Like other Amazfit watches, those battery numbers are usually based on some very specific lab testing scenarios. In our experience, it always feels a bit on the generous side. In our time with the T-Rex Pro, we got around 10 days on a single charge. That was with regular GPS tracking, continuous heart rate monitoring, stress monitoring, and the richer sleep tracking enabled. We had the screen at maximum brightness, but not always on mode.
The standard T-Rex felt like it was good for a solid week with it in similar conditions, or 20 days in normal use by comparison – but the Pro can get you over a week, even with some of the more demanding features in use .

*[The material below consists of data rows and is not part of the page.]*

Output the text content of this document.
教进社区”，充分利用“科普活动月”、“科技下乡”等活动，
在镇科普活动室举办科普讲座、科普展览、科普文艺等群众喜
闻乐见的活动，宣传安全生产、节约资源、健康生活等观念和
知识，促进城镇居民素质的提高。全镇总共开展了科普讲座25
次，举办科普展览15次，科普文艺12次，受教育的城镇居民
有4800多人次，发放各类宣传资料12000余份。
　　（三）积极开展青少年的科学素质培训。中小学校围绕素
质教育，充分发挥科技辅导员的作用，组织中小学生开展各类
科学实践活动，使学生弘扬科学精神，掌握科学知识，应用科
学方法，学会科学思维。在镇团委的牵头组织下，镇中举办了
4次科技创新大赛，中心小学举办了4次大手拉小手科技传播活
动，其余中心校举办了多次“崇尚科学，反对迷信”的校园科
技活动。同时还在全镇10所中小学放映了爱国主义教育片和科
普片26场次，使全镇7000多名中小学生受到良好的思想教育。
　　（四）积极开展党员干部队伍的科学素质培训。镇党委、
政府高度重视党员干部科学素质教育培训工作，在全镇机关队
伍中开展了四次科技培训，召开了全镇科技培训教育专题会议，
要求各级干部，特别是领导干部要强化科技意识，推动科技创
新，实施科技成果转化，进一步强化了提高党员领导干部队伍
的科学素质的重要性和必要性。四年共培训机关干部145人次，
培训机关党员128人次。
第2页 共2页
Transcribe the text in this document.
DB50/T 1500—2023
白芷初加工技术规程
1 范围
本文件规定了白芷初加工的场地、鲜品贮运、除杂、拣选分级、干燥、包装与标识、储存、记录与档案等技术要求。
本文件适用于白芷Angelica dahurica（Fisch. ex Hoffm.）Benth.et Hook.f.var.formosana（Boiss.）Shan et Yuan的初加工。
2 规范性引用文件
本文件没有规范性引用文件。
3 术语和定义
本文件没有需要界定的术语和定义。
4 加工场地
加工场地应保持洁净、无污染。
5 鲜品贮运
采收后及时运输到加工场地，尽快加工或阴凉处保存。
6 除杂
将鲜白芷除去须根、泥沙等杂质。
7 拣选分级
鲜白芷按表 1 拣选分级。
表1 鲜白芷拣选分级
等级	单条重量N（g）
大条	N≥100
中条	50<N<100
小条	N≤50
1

It seems that the front of the GPS battery has also been improved. An hour of using the GPS usually knocked the Pro’s battery just under 10 percent, while the T-Rex typically lost 10 percent after 30 minutes of using the GPS. It may not be the 40 hours that were promised, but the Pro seems to do a little better than the T-Rex when it comes to tracking.
The T-Rex Pro is a solid outdoor watch that lacks one key ingredient that would make it a great ingredient: there are no cards to point you in the right direction if you think you might be lost.
Otherwise, if you want something that offers a durable design and can keep up with your outdoor activities, the T-Rex Pro’s sturdy yet lightweight design is bound to appeal to adventurers on a tight budget. The fitness and sports tracking features generally do a good enough job too.
So if you’re hoping you’ll get an experience that rivals what the Polar Grit X’s Garmin Fenix, Instinct, and the like have to offer, then this T-Rex isn’t quite the full package. But that’s reflected in the price – which is so much less that you should be willing to accept such a compromise.